Черный иней
Запетый, но навсегда точный вопрос: с чего начинается Родина? Для меня — с блокадной зимы, когда Ленинград тонул в сугробах, сох и вымирал от голода, содрогался от артобстрелов. Когда купол Исаакия и Адмиралтейская игла, утаивая позолоту, тускло чернели на фоне серого или, увы, безоговорочно лётного, безоблачно синего неба. Когда памятники, укрытые дощатыми гробами, не разнились от брошенных посреди площадей трамваев, а для людей гробов не хватало, никто и не мечтал о гробах, разве лишь о том, чтоб быть похороненным хоть как-нибудь, хоть в одеяле. Когда в придачу к бомбежкам, ста двадцати пяти граммам хлеба пополам с отрубями и саночкам, саночкам, саночкам, водовозным и похоронным, на город навалилась еще и небывало суровая стужа. Когда столбик уличного термометра, градуированного во времена оные до минус двадцати пяти по Реомюру, как съежился в кругленькой нижней норке, так и не высовывался неделями, не мог… В ту зиму мне было девять лет.

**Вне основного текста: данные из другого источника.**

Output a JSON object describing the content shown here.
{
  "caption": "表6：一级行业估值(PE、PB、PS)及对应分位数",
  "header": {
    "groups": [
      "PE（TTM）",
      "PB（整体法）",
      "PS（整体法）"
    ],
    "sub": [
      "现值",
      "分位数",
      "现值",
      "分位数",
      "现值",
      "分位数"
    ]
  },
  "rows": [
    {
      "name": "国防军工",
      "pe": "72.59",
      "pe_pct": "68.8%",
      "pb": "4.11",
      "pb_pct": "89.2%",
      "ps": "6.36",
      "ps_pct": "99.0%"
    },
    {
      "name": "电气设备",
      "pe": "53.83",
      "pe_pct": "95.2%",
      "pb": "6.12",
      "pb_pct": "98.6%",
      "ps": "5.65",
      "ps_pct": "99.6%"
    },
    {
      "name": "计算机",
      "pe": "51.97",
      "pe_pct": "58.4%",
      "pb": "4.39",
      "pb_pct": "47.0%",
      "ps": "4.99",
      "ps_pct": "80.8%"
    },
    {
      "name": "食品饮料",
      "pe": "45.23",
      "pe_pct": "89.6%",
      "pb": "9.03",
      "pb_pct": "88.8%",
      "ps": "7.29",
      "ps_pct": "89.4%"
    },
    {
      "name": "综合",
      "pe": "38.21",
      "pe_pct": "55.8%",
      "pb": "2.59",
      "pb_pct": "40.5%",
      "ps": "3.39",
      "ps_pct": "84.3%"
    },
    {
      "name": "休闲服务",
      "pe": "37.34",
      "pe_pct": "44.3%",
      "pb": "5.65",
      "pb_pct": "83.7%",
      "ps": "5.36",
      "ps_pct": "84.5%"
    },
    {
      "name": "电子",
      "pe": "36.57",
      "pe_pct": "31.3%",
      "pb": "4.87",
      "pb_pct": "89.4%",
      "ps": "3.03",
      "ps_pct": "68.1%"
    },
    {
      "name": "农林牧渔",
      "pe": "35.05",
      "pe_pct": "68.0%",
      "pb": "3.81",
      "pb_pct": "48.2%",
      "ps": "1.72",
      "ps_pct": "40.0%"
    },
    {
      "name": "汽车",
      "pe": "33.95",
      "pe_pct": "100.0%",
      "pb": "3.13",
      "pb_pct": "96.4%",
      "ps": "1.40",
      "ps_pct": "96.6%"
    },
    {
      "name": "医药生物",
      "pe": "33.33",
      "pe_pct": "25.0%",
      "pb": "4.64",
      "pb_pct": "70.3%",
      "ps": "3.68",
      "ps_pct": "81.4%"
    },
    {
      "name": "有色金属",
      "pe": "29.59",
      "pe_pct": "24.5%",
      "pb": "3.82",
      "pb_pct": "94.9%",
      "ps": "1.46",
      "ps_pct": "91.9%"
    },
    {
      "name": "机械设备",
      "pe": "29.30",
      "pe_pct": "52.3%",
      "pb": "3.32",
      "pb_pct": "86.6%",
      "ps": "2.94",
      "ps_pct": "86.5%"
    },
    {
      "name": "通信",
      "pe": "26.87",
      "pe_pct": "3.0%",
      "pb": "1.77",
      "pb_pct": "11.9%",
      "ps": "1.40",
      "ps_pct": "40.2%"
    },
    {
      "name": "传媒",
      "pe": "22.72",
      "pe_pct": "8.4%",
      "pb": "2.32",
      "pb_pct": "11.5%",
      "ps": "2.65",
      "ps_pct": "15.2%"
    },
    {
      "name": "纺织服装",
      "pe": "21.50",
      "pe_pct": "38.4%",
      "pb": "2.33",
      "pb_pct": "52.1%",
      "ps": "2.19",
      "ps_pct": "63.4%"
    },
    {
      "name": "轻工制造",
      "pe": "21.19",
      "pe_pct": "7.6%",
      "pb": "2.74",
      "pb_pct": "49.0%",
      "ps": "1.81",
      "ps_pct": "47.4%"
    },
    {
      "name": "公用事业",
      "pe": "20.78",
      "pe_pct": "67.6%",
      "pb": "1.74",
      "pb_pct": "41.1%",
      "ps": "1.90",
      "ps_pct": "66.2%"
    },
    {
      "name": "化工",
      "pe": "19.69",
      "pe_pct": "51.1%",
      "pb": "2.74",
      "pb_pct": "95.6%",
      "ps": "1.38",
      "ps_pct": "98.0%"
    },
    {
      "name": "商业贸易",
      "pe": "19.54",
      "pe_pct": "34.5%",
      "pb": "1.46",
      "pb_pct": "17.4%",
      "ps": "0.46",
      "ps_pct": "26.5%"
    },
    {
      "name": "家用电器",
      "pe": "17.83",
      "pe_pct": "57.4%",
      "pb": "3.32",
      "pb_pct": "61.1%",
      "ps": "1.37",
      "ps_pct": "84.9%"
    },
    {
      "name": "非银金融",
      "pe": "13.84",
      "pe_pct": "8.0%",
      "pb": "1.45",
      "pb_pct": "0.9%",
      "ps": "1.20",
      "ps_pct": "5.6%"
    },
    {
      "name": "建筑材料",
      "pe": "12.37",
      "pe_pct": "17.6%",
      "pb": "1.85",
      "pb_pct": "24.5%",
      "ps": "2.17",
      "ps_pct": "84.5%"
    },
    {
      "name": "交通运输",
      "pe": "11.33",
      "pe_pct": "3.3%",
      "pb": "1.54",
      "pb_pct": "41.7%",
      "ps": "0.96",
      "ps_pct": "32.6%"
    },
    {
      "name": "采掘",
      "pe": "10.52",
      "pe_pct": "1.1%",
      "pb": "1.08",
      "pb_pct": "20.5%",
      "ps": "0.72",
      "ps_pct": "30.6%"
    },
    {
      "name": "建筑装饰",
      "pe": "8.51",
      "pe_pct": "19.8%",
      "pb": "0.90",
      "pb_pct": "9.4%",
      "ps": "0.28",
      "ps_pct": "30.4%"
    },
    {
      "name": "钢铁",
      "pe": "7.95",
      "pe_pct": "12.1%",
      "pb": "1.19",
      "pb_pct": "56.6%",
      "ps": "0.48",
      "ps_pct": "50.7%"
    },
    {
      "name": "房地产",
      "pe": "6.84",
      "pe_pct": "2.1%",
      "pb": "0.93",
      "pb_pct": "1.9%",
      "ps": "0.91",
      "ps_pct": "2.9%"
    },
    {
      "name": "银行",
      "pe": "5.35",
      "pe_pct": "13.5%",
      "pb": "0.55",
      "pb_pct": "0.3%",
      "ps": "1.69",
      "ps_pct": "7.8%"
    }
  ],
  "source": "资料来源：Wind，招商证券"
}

Мы жили на Петроградской, на Аптекарском острове, напротив Ботанического сада. Дом выстроил перед самой революцией «шоколадный король» Конради — и для себя с челядью, только его апартаменты располагались в другом крыле, и как доходный, для нанимателей средней руки. Мы въехали сюда в 1940-м, толком даже обжить квартиру не успели. Отец, архитектор, не уставал дивиться мешанине стилей, какую по «королевской» воле учинили проектировщики на наружных фасадах; действительно, пилястры и эркеры, балконы, балкончики и даже крепостные башенки чередовались там без всякого порядка и смысла. У нас, во дворе, все выглядело попроще, почти на уровне нынешнего типового рационализма. Но возведено все это было, и снаружи и во дворе, на совесть.

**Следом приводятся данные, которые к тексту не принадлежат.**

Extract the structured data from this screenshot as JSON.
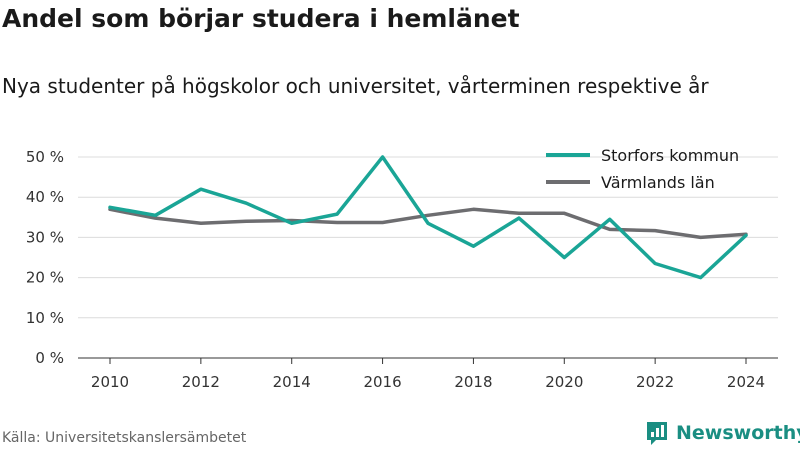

Поздней осенью 41-го в метре от стены ухнула не ахти какая мощная, но все-таки фугаска. Боюсь, что современная панельная стенка смялась бы, как картонная. А наш дом вздрогнул, посыпались стекла, стена дала трещину — и устояла. После войны трещину заделали — она оказалась даже не сквозной. Сегодняшние жильцы, наверное, и не подозревают о ней.
Первенствующее блокадное воспоминание: теплится буржуйка, нехотя покусывая ножку какого-нибудь очередного стула (книг мы не жгли), а в отсветах жиденького пламени, комочком, — младший брат, повторяющий монотонно и нараспев: «Я га-алонный, я га-алонный…» И почерневшая, седая до срока мама — она только что вернулась домой, что-нибудь добыв или не добыв ничего, и, в зависимости от результата, либо делит добычу строжайшим образом на неравные части, себе наименьшую, либо прижимает нас к груди, гладит по головам и отвлекает, отвлекает…
Она читала нам сказки. Я, разумеется, давно умел читать и охотно делал бы это сам, но я бы читал все подряд и поневоле сосредоточивался, едва в тексте запахло бы едой. Вряд ли кому-нибудь вне блокады придет в голову посетовать, как часто и помногу едят герои литературные и фольклорные, подкрепляются, закусывают, трапезничают, пиршествуют — независимо от жанра. А мама все, что прямо или косвенно «про еду», талантливо пропускала. Я, может, изредка и замечал подвох, а четырехлетний братишка — безусловно нет.
И, кроме сказок читаемых, придуманных давно или недавно, были сказки импровизируемые, придумываемые ею самой, сию минуту. Я назвал бы их сказками-заклинаниями или даже молитвами, если только отделить глубинный смысл слова от богов, икон, псалтыря и елея, наподобие симоновского «Жди меня», нам в блокаде еще неизвестного. Особенно повторялась, пользовалась наивысшим спросом «сказка про папу». Отца ведь с проектным институтом, где он работал, успели эвакуировать, семьи должны были догнать институтский эшелон на Урале, да не вышло: в ночь, когда нас погрузили в теплушки, фашистские танки прорвались на Мгу, кольцо замкнулось. И мама рассказывала нам, что там, в тылу, отец придумывает и непременно придумает оружие, которое разгонит фашистов и разорвет блокаду. Отец, я уже упоминал, был архитектором, а не оружейником, но мы верили.